When Your EBITDA Lies to Your Banker
Phil Bolton · April 19, 2026 · 2 min read
A client who runs a regional distribution business had $6.2M in revenue, 34% gross margins, and positive EBITDA every quarter for two years. His bank called in April to discuss covenant compliance. The trailing twelve months showed EBITDA of $310K, down from $520K the prior year.
He hadn't lost margin. Growth caused it. Two new customers required 90-day payment terms, so he built $380K of additional inventory to support them. Cash was sitting in receivables and stock. EBITDA captured none of it.
His bank's credit team saw compression and opened a covenant review. He spent three weeks producing documentation that should have been on file already.
Where EBITDA fails
EBITDA measures income, not cash. For a software business with minimal working capital, the two are close. For a product or services business with meaningful receivables, inventory, or project cycles, they diverge.
Growing businesses almost always see working capital expand before revenue does. Inventory builds ahead of orders. Receivables grow faster than collections when you're winning new enterprise accounts. Hiring runs ahead of billings. Each of these compresses EBITDA while the business is operationally healthy.
Underwriters adjust for this under normal conditions. They pull working capital schedules, receivables aging, and cash conversion data. In a tighter credit environment, those adjustments get made less consistently. Lenders default to EBITDA coverage against debt service because it's faster and easier to defend up the chain.

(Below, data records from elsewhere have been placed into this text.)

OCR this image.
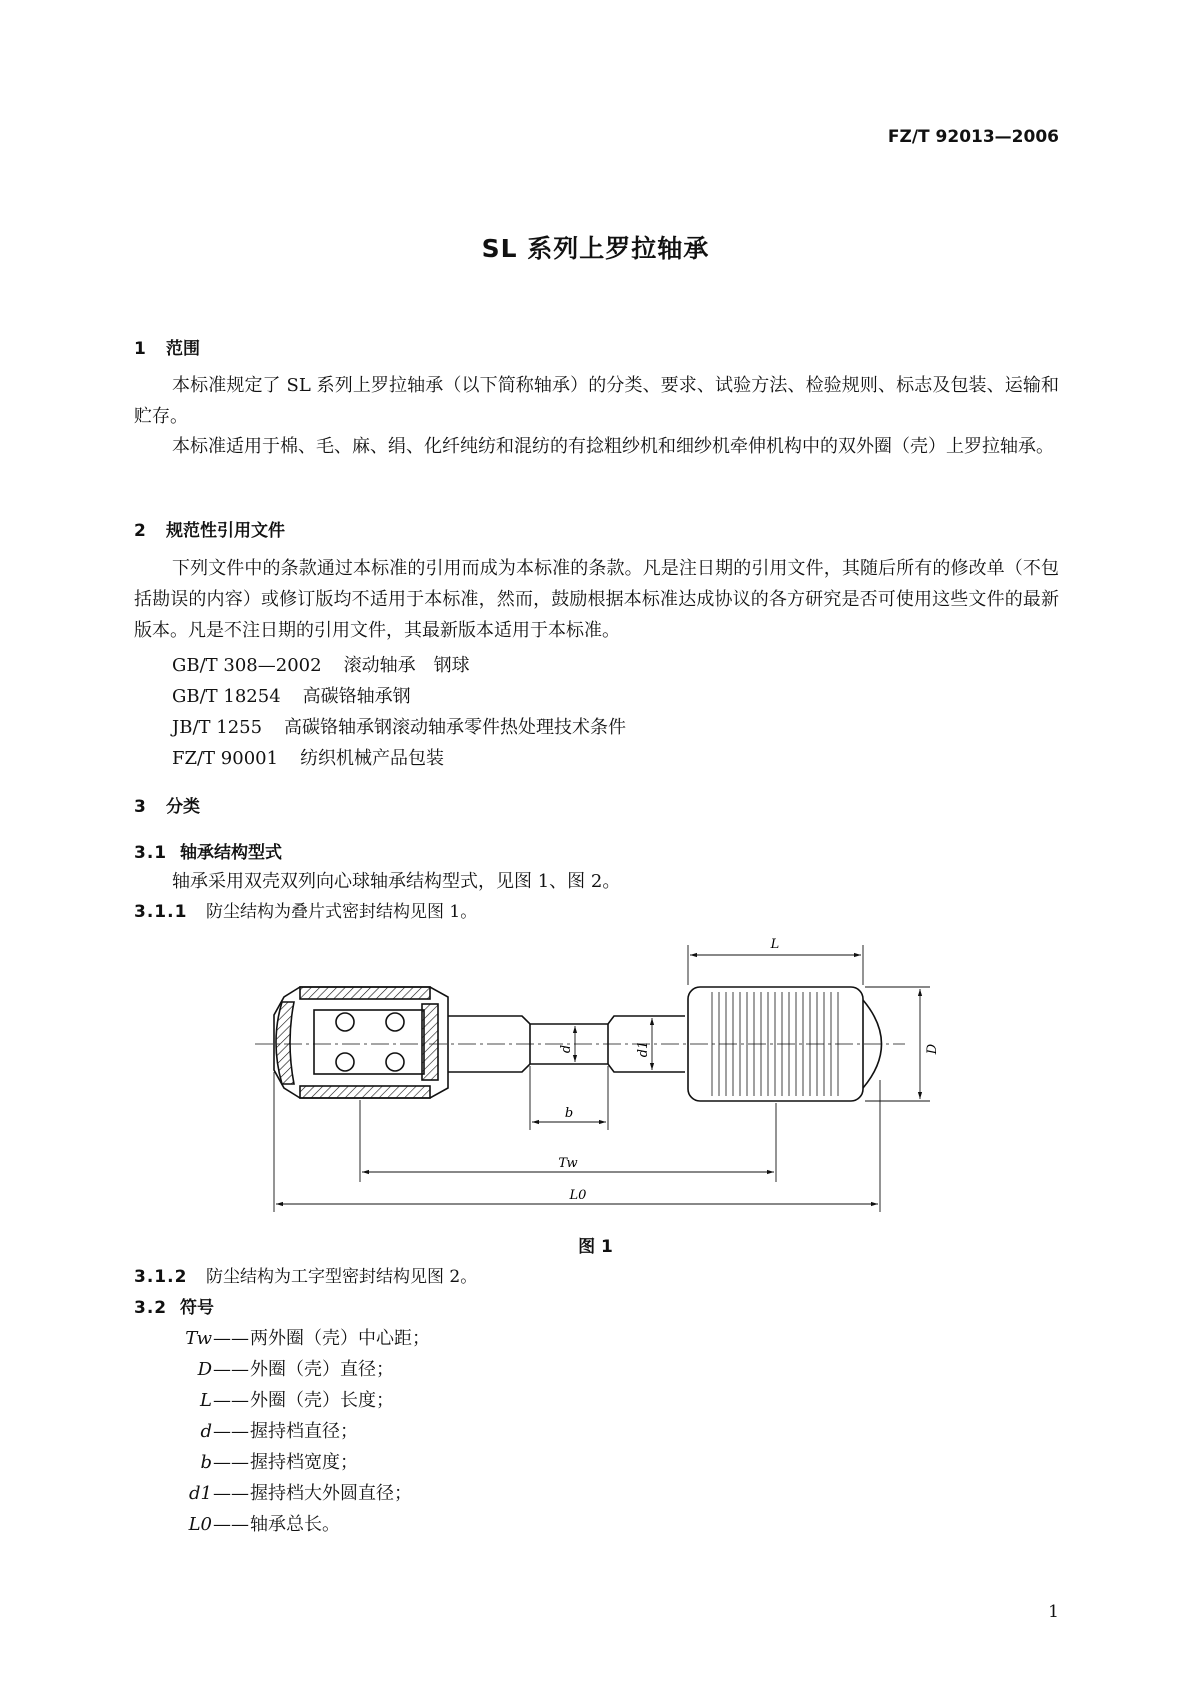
FZ/T 92013—2006
SL 系列上罗拉轴承
1 范围
本标准规定了 SL 系列上罗拉轴承（以下简称轴承）的分类、要求、试验方法、检验规则、标志及包装、运输和贮存。
本标准适用于棉、毛、麻、绢、化纤纯纺和混纺的有捻粗纱机和细纱机牵伸机构中的双外圈（壳）上罗拉轴承。
2 规范性引用文件
下列文件中的条款通过本标准的引用而成为本标准的条款。凡是注日期的引用文件，其随后所有的修改单（不包括勘误的内容）或修订版均不适用于本标准，然而，鼓励根据本标准达成协议的各方研究是否可使用这些文件的最新版本。凡是不注日期的引用文件，其最新版本适用于本标准。
GB/T 308—2002 滚动轴承　钢球
GB/T 18254 高碳铬轴承钢
JB/T 1255 高碳铬轴承钢滚动轴承零件热处理技术条件
FZ/T 90001 纺织机械产品包装
3 分类
3.1 轴承结构型式
轴承采用双壳双列向心球轴承结构型式，见图 1、图 2。
3.1.1 防尘结构为叠片式密封结构见图 1。
L
D
d	d1
b
Tw
L0
图 1
3.1.2 防尘结构为工字型密封结构见图 2。
3.2 符号
Tw——两外圈（壳）中心距；
D——外圈（壳）直径；
L——外圈（壳）长度；
d——握持档直径；
b——握持档宽度；
d1——握持档大外圆直径；
L0——轴承总长。
1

The businesses that lose credit access first aren't weak ones. They're businesses whose cash strength doesn't show up in the number lenders use under pressure.
What legible looks like
Legible, in banking terms, means a lender can evaluate your repayment capacity without asking for more data.
Three things make a working-capital-intensive business legible to a lender: a schedule showing receivables, payables, and inventory trends over at least six quarters; a cash conversion cycle calculation showing how long it takes a dollar of cost to become a dollar of collected cash; and a rolling cash flow forecast covering the next 90 days.
None of this requires new software. A good controller or fractional CFO can build it in a few days. Most companies don't maintain it until a bank asks for it. By then the conversation has already turned adversarial.
If your business has seasonal revenue, customers on 60-plus-day terms, inventory that turns slowly, or year-over-year growth above 20%, EBITDA understates your cash position. In a tighter credit market, that gap is what costs you the line.
Most companies build this documentation after they lose their credit facility. Build it before.